Craig Franklin, the general manager of Emigh Ace Hardware on El Camino Avenue, said he feels sorry for anyone relying solely on pellets to stay warm this winter. "We sold everything we can get our hands on," Franklin said. "I don't see an end (to the shortage) as long as the weather stays cold."

Franklin said he's heard that a slump in new home construction has kept his suppliers from keeping pace with demand. "Since the residential housing market has gone in the tank and they're not building enough stuff, there's not enough raw material," Franklin said.
More at sacbee.com...

6 comments:

Athena said...

Lander- I vote you make the next round of bubble T-shirts and make sure there is one that says: Got Pellets?!?!?! ;-)

Anonymous said...

article doesn't make sense.

Max said...

article doesn't make sense.

Sure it does. Wood pellets are made from sawdust. Sawdust comes from saw mills that cut lumber for houses.

Why would sawdust become scarce?

Anonymous said...

"And sorry many people are, since a recent shortage in pellets, caused by a slowdown in home construction, has left many in the region shivering as temperatures dip below normal".

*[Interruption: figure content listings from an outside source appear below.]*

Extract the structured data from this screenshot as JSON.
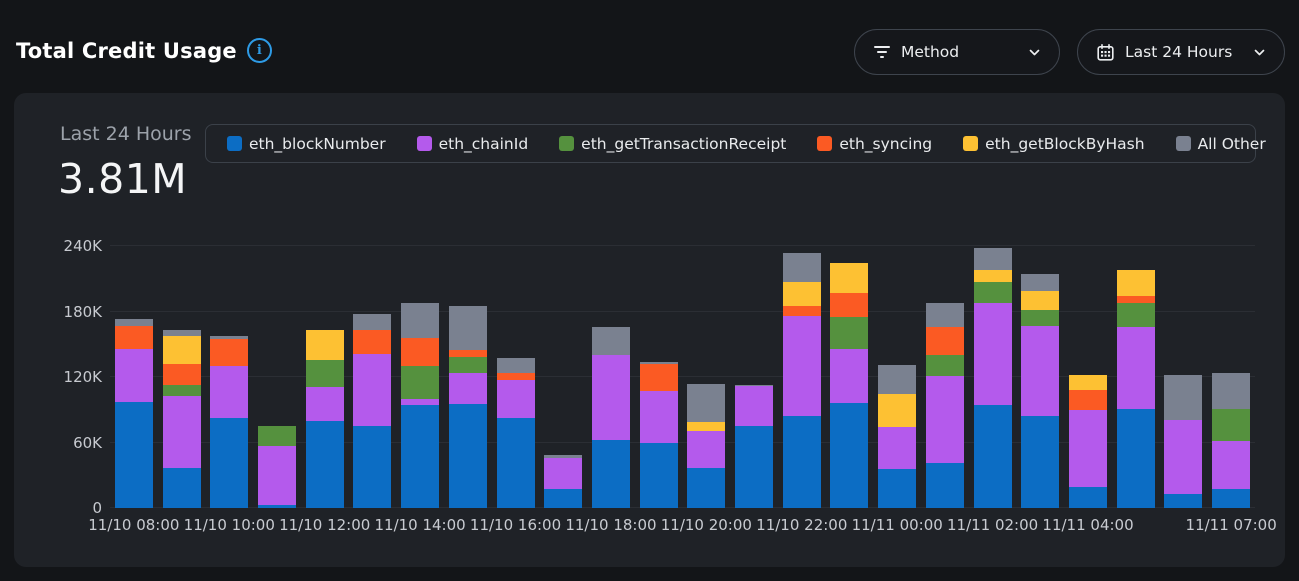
{
  "header": {
    "title": "Total Credit Usage",
    "method_filter": {
      "label": "Method"
    },
    "time_range": {
      "label": "Last 24 Hours"
    }
  },
  "panel": {
    "summary_label": "Last 24 Hours",
    "summary_value": "3.81M"
  },
  "colors": {
    "page_bg": "#131518",
    "panel_bg": "#1f2227",
    "gridline": "#2b2e34",
    "axis_text": "#c7cad0",
    "accent_info": "#2e9be6",
    "blue": "#0c6dc4",
    "purple": "#b45aec",
    "green": "#55913e",
    "orange": "#fb5a23",
    "yellow": "#fdc133",
    "gray": "#7a8190"
  },
  "chart_data": {
    "type": "bar",
    "stacked": true,
    "title": "Total Credit Usage",
    "subtitle": "Last 24 Hours",
    "total": "3.81M",
    "values_unit": "thousands of credits (K)",
    "bar_count": 24,
    "ylim": [
      0,
      245
    ],
    "ytick_values": [
      0,
      60,
      120,
      180,
      240
    ],
    "ytick_labels": [
      "0",
      "60K",
      "120K",
      "180K",
      "240K"
    ],
    "grid": true,
    "legend_position": "top",
    "xticks": [
      {
        "slot": 0,
        "label": "11/10 08:00"
      },
      {
        "slot": 2,
        "label": "11/10 10:00"
      },
      {
        "slot": 4,
        "label": "11/10 12:00"
      },
      {
        "slot": 6,
        "label": "11/10 14:00"
      },
      {
        "slot": 8,
        "label": "11/10 16:00"
      },
      {
        "slot": 10,
        "label": "11/10 18:00"
      },
      {
        "slot": 12,
        "label": "11/10 20:00"
      },
      {
        "slot": 14,
        "label": "11/10 22:00"
      },
      {
        "slot": 16,
        "label": "11/11 00:00"
      },
      {
        "slot": 18,
        "label": "11/11 02:00"
      },
      {
        "slot": 20,
        "label": "11/11 04:00"
      },
      {
        "slot": 23,
        "label": "11/11 07:00"
      }
    ],
    "series": [
      {
        "name": "eth_blockNumber",
        "color": "#0c6dc4",
        "values": [
          97,
          37,
          82,
          3,
          80,
          75,
          94,
          95,
          82,
          17,
          62,
          60,
          37,
          75,
          84,
          96,
          36,
          41,
          94,
          84,
          19,
          91,
          13,
          17
        ]
      },
      {
        "name": "eth_chainId",
        "color": "#b45aec",
        "values": [
          49,
          66,
          48,
          54,
          31,
          66,
          6,
          29,
          35,
          29,
          78,
          47,
          34,
          37,
          92,
          50,
          38,
          80,
          94,
          83,
          71,
          75,
          68,
          44
        ]
      },
      {
        "name": "eth_getTransactionReceipt",
        "color": "#55913e",
        "values": [
          0,
          10,
          0,
          18,
          25,
          0,
          30,
          14,
          0,
          0,
          0,
          0,
          0,
          0,
          0,
          29,
          0,
          19,
          19,
          14,
          0,
          22,
          0,
          30
        ]
      },
      {
        "name": "eth_syncing",
        "color": "#fb5a23",
        "values": [
          21,
          19,
          25,
          0,
          0,
          22,
          26,
          7,
          7,
          0,
          0,
          25,
          0,
          0,
          9,
          22,
          0,
          26,
          0,
          0,
          18,
          6,
          0,
          0
        ]
      },
      {
        "name": "eth_getBlockByHash",
        "color": "#fdc133",
        "values": [
          0,
          26,
          0,
          0,
          27,
          0,
          0,
          0,
          0,
          0,
          0,
          0,
          8,
          0,
          22,
          27,
          30,
          0,
          11,
          18,
          14,
          24,
          0,
          0
        ]
      },
      {
        "name": "All Other",
        "color": "#7a8190",
        "values": [
          6,
          5,
          3,
          0,
          0,
          15,
          32,
          40,
          13,
          3,
          26,
          2,
          35,
          1,
          27,
          0,
          27,
          22,
          20,
          15,
          0,
          0,
          41,
          33
        ]
      }
    ]
  }
}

So a slowdown in housing has caused a shortage in pellets? They are not cutting as much lumber thus produceing less sawdust for chips. Believe me this is total nonsense.You do not have to cut lumber to make these chips.There is pleunty of wood biomass out there from logging waste and vegetation management practices. Semis haul large truckloads of these chips created from forest management practices to buyers everyday.The trucks drive on a hydraulic ramp and the whole truck is lifted in the air vertically thus allowing the chips to fall out of the truck.These chips are often ground up in the forest and then hauled to buyers.Actually a lot of these chips are used to create electricity through cogeneration.Wheelebrator is a big company that does this.They have a plant in anderson california near redding.A lot of times wood biomass is burned in the forest because it doesn't pay to haul it to a market.It is ridiculous to say a housing slowdown is causeing a scarcity of wood biomass needed for pellets.There is something more to this story.

erin said...

Perhaps the problem is not just a shortage -- if there's not as much sawdust available to make the pellets, they're probably getting more expensive as well.

Anonymous said...

Pellet stoves?

Nobody ever thought of making a multi-fuel stove that can burn both pellets and regular wood?